Using a New Servlet Container

Current Situation

The Candlepin developer deploy scripts are fairly reliant on only being deployed in Apache Tomcat. Up to this point, this has been a reasonable assumption, but this page outlines necessary steps to deploy Candlepin in other servlet containers, notably Jetty.

Approaches

There are several ways that we can make use of Jetty to run Candlepin:

  1. Install the Jetty rpm, deploy the Candlepin war to /var/lib/jetty/webapps: This is essentially replacing Tomcat with Jetty, but treating the container in the same fashion. We would need to own the entire container, and make modifications to the global jetty.xml file to configure SSL, etc. No real advantages over Tomcat.
  2. Modify the init.d scripts that ship with the Jetty rpm to use a custom jetty.xml (called candlepin-jetty.xml or something) that holds our container configuration, including custom ports if that is desired. This has the benefit of using Jetty, but making a candlepind service that is independent of any system-wide servlet container. I like this approach the best, as we keep any changes (regarding SSL or anything else) isolated to our project.
  3. I was playing around with embedding Jetty, but since Candlepin is really a war to be deployed in a container, there is really nothing to embed it in. In my view there is not much to gain by this approach that you couldn’t do with the second option above.

Deploy Script Changes

We should hang on to our Tomcat work, as I would think that this is a likely deployment scenario, so these changes are likely driven off of a config option in the deploy script.

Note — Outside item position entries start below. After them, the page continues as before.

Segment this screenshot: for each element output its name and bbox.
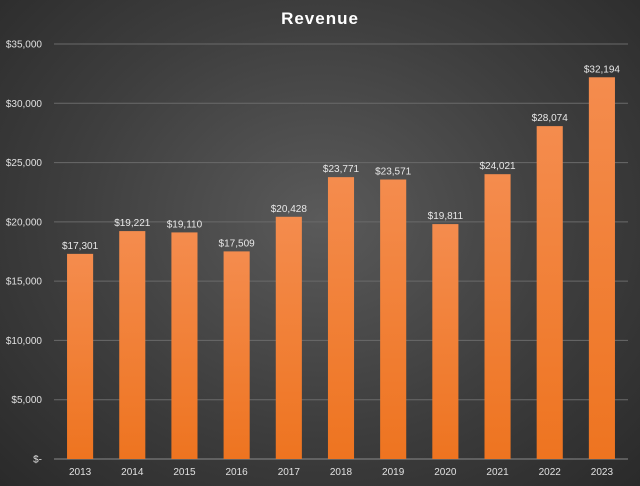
bar-2022	[536, 126, 563, 460]
x-tick-label-2013: 2013	[69, 467, 92, 478]
x-tick-label-2015: 2015	[173, 467, 196, 478]
data-label-2022: $28,074	[532, 113, 569, 124]
bar-2014	[119, 231, 146, 459]
bar-2019	[380, 179, 407, 459]
bar-2013	[67, 253, 94, 459]
y-tick-label: $20,000	[6, 217, 43, 228]
x-tick-label-2022: 2022	[539, 467, 562, 478]
x-tick-label-2021: 2021	[486, 467, 509, 478]
x-tick-label-2019: 2019	[382, 467, 405, 478]
data-label-2023: $32,194	[584, 64, 621, 75]
y-tick-label: $15,000	[6, 277, 43, 288]
data-label-2020: $19,811	[428, 211, 464, 222]
bar-2015	[171, 232, 198, 459]
bar-2016	[223, 251, 250, 459]
data-label-2018: $23,771	[323, 164, 360, 175]
x-tick-label-2020: 2020	[434, 467, 457, 478]
x-tick-label-2018: 2018	[330, 467, 353, 478]
y-tick-label: $30,000	[6, 99, 43, 110]
data-label-2019: $23,571	[375, 167, 412, 178]
bar-2017	[275, 216, 302, 459]
data-labels: $17,301 $19,221 $19,110 $17,509 $20,428 $23,7…	[62, 64, 620, 252]
bar-2020	[432, 224, 459, 459]
x-tick-label-2014: 2014	[121, 467, 144, 478]
bars	[67, 77, 615, 460]
data-label-2016: $17,509	[219, 238, 256, 249]
data-label-2013: $17,301	[62, 241, 99, 252]
x-tick-label-2017: 2017	[278, 467, 301, 478]
data-label-2014: $19,221	[114, 218, 151, 229]
y-tick-label: $10,000	[6, 336, 43, 347]
y-tick-label: $-	[33, 455, 42, 466]
bar-2018	[327, 177, 355, 459]
data-label-2015: $19,110	[167, 219, 203, 230]
y-axis-ticks: $- $5,000 $10,000 $15,000 $20,000 $25,000 $30,…	[6, 40, 43, 466]
y-tick-label: $25,000	[6, 158, 43, 169]
data-label-2017: $20,428	[271, 204, 308, 215]
bar-2023	[588, 77, 615, 459]
chart-title: Revenue	[281, 9, 359, 28]
x-axis-ticks: 2013 2014 2015 2016 2017 2018 2019 2020 2021 2022…	[69, 467, 614, 478]
y-tick-label: $35,000	[6, 40, 43, 51]
bar-2021	[484, 174, 511, 459]
x-tick-label-2023: 2023	[591, 467, 614, 478]
y-tick-label: $5,000	[11, 395, 42, 406]
data-label-2021: $24,021	[479, 161, 516, 172]
x-tick-label-2016: 2016	[226, 467, 249, 478]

  • Modify service call to use our init.d script (or Jetty’s) instead of Tomcat
  • Modify file permissions for hornetq and /var/{lib,log,cache}/candlepin
  • Modify the SSL keystore using the java keytool - I had to run this to make Jetty happy:

    keytool -importkeystore -srckeystore /etc/candlepin/certs/keystore -srcstoretype PKCS12 -destkeystore /etc/candlepin/certs/java-keystore
    

Packaging/Deployment

One idea for packaging would be to package the war file as candlepin-core.rpm (or something similar), then have container specific rpms for configuring candlepin in that container - defaulting the standard candlepin.rpm to use our Jetty version (where a user could alternatively install candlepin-tomcat.rpm if that is desired).

Advantages

The biggest advantage that I see is isolating any configuration to run Candlepin to our own configuration file, and not impacting other projects. This also fits more into the RHEL/Fedora convention and would likely help with integration across other services. I was not able to do any meaningful performance testing between Jetty and Tomcat, but my suspicion is that the servlet container will not play a significant role in the overall performance compared to the application, database, etc. If we choose to pursue this option further, it would be beneficial to verify that suspicion with real benchmarks.